I hope to get to this story over the weekend!

11elenchus
Jan. 15, 2016, 9:24 am

>9 RandyStafford:

Good points about the plot twists. It wasn't clear to me whether they were deliberate choices on Cram's part, or reflective of different storytelling tropes at the time he was writing.

It gets to the origins of the Weird Tradition, really. I know from our readings in this group that there were, in fact, Weird tales predating this one that could influence a reader's expectations. And of course the tradition borrows from campfire ghost stories and the appeal of mystery and fear as part of any listener / reader. Perhaps contemporary readers would not have seen these plot developments as unexpected.

All that said, I had much the same reactions while reading that RandyStafford points out: wondering if the valley will disappear, if the dog will survive. Other developments I anticipated while reading, but which did not materialise: that the story would end shortly after escaping the valley the first time; that Olof's cousin would turn out to have been possessed and represent the primary threat to Olof from that point on.

12artturnerjr
Jan. 15, 2016, 2:04 pm

Finally got to this one last night.

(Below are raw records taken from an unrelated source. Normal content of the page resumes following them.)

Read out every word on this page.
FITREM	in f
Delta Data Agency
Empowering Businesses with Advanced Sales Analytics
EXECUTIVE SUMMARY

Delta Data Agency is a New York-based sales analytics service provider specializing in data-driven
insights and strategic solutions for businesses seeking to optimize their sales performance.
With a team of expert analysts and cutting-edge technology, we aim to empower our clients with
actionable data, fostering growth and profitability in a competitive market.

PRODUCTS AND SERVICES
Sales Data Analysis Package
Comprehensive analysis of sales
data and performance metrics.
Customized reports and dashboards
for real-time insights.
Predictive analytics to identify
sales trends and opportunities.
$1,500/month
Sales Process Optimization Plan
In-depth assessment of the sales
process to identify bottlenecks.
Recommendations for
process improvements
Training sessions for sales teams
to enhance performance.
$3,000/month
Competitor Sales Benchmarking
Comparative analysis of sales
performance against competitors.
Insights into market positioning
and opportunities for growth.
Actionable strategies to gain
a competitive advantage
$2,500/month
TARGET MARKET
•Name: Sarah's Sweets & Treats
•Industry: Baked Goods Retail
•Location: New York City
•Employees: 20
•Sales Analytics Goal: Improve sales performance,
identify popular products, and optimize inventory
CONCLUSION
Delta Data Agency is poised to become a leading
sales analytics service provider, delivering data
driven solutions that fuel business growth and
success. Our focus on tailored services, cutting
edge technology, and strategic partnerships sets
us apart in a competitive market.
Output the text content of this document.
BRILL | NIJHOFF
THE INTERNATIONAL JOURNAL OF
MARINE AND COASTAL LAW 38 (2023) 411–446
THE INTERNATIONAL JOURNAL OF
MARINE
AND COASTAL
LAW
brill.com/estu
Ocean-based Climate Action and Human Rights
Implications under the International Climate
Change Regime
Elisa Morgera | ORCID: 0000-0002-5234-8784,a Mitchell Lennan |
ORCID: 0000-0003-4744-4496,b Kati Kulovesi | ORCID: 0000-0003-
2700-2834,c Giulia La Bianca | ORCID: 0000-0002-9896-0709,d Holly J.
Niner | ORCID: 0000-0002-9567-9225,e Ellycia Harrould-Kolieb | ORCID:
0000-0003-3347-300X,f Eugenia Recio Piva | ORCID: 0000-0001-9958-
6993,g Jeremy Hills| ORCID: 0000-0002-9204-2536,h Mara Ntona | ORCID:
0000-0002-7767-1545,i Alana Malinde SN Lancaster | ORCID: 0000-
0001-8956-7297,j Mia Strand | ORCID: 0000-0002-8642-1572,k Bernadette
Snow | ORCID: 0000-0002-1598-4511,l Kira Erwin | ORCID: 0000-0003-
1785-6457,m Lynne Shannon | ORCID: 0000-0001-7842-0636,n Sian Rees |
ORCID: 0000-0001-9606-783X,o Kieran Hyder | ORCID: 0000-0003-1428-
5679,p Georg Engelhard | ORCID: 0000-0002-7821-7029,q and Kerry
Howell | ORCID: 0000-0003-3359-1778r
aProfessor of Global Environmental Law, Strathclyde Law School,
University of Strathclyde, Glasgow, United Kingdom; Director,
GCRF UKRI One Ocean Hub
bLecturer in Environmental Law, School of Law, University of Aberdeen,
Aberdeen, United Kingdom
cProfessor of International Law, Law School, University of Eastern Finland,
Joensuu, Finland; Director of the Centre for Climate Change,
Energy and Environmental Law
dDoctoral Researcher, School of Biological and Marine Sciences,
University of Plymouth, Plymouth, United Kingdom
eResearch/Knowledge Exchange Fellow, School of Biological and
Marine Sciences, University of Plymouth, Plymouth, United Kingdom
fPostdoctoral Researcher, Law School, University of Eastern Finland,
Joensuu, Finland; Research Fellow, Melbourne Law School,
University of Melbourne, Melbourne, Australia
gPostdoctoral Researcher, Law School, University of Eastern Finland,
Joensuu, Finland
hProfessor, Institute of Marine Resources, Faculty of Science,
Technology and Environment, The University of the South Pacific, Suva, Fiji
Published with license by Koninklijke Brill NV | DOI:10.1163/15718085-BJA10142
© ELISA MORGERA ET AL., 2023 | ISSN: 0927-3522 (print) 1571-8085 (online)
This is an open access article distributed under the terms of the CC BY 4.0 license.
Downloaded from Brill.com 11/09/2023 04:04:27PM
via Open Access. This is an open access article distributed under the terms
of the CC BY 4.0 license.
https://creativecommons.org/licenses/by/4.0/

I switched books shortly after starting, going from the Black Spirits and White eBook to a print version of The World's Greatest Horror Stories (aka H.P. Lovecraft's Book of Horror - a handy collection to have around for this group, let me tell ya). I don't know why - I just felt the need to read it in a "real" book.

I thought this was a strong, genuinely creepy tale. It doesn't seem to be any longer than it needs to be, the prose is expertly controlled, and the imagery is as haunting as it's supposed to be. I agree with >8 paradoxosalpha: that it seems to be a sort of precursor to "The Colour Out of Space".

This was my favorite passage:

Still the same silence, the same dead, motionless air—air that was at once sultry and chilling: a heavy heat struck through with an icy chill that felt almost like the burning of frozen steel.

That really seemed to capture the sense of preternatural menace that the author is striving for here.

***

"In 'The Dead Valley' the eminent architect and mediaevalist Ralph Adams Cram achieves a memorably potent degree of vague regional horror through subtleties of atmosphere and description."

- HPL, Supernatural Horror in Literature

13housefulofpaper
Jan. 16, 2016, 11:54 am

>8 paradoxosalpha:
I agree about the lack of closure. Perhaps it's down to Cram being a "gentleman amateur" when it came to fiction - I assume the stories in Black Spirits and White weren't subjected to any great degree of professional editing.

The suggestion of a malevolent consciousness or will in the valley was well handled, where it seems to draw the narrator to the dead tree at its centre (is there an untold story/explanation involving that tree, I wonder?) and then tries to trap him there as the mist seeps up out of the ground.